D’altra parte anche chi più ostinatamente si oppone e protesta sa che in realtà il piano della Gran Bretagna non comporta di per sé nulla di “catastrofico” e tanto meno viola il diritto internazionale. La Convenzione di Ginevra vieta di espellere o respingere “un rifugiato verso i confini di territori in cui la sua vita o la sua libertà sarebbero minacciate a motivo della sua razza, della sua religione, della sua cittadinanza, della sua appartenenza a un gruppo sociale o delle sue opinioni politiche”.

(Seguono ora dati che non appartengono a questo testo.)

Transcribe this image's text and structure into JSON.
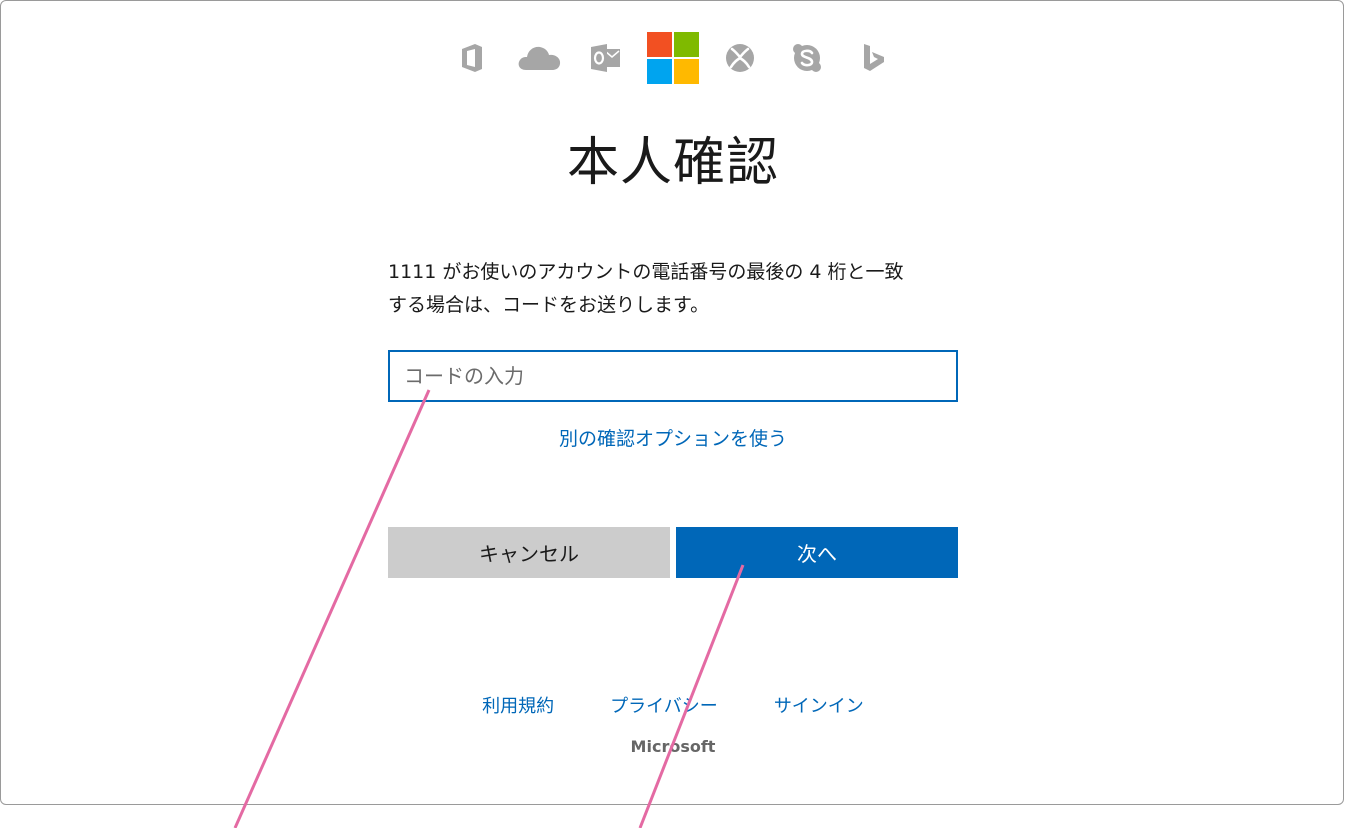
{
  "title": "本人確認",
  "description": {
    "line1": "1111 がお使いのアカウントの電話番号の最後の 4 桁と一致",
    "line2": "する場合は、コードをお送りします。"
  },
  "code_input": {
    "placeholder": "コードの入力",
    "value": ""
  },
  "alt_option_link": "別の確認オプションを使う",
  "buttons": {
    "cancel": "キャンセル",
    "next": "次へ"
  },
  "footer": {
    "links": [
      "利用規約",
      "プライバシー",
      "サインイン"
    ],
    "brand": "Microsoft"
  },
  "brand_icons": [
    "office-icon",
    "onedrive-icon",
    "outlook-icon",
    "microsoft-logo",
    "xbox-icon",
    "skype-icon",
    "bing-icon"
  ],
  "colors": {
    "accent": "#0067b8",
    "logo_red": "#f25022",
    "logo_green": "#7fba00",
    "logo_blue": "#00a4ef",
    "logo_yellow": "#ffb900",
    "annotation_pink": "#e46aa3"
  }
}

Ma il 29 giugno è stata giocata una importante carta in favore degli emigranti illegali. I giudici della Corte d’appello inglese chiamati a pronunciarsi sull’iniziativa governativa, basandosi su documenti e prove addotti dall’Alto commissariato Onu per i rifugiati (Unhcr), pur ammettendo in linea di massima la legittimità di trasferire dei richiedenti asilo in un paese terzo, hanno decretato che il governo ha infranto la legge per aver dichiarato il Rwanda un paese sicuro, mentre non lo è sia per la sua situazione attuale sia perché c’è fondato motivo di temere che possa rimandare nei paesi di origine i richiedenti asilo. Il governo intende presentare ricorso contro la sentenza che intanto però sta diventando un caso diplomatico. Il governo del Rwanda infatti ha già protestato per il giudizio negativo espresso dall’Unhcr, sottoscritto inoltre dal Commissario Onu per i diritti umani Volker Turk. Il portavoce del governo rwandese Yvonne Makolo ha replicato dicendo che del suo paese sono state date informazioni distorte, false e incomplete e ha ricordato che il Rwanda ha sottoscritto la Convenzione di Ginevra, ospita già 140mila rifugiati e dal 2019 collabora con l’Unhcr per l’evacuazione di emigranti in pericolo in Libia. “Il Rwanda – ha dichiarato – è uno dei paesi più sicuri al mondo ed è stato apprezzato dall’Unhcr e da altri organismi internazionali per il modo esemplare in cui tratta i rifugiati”.
In effetti il giudizio critico dell’Unhcr nei confronti del Rwanda è davvero inaspettato. L’Alto Commissario Grandi non perde mai occasione di portare i paesi africani a esempio di accoglienza, poveri eppure generosi con i rifugiati, evidenziando per contro l’egoismo dei paesi ricchi.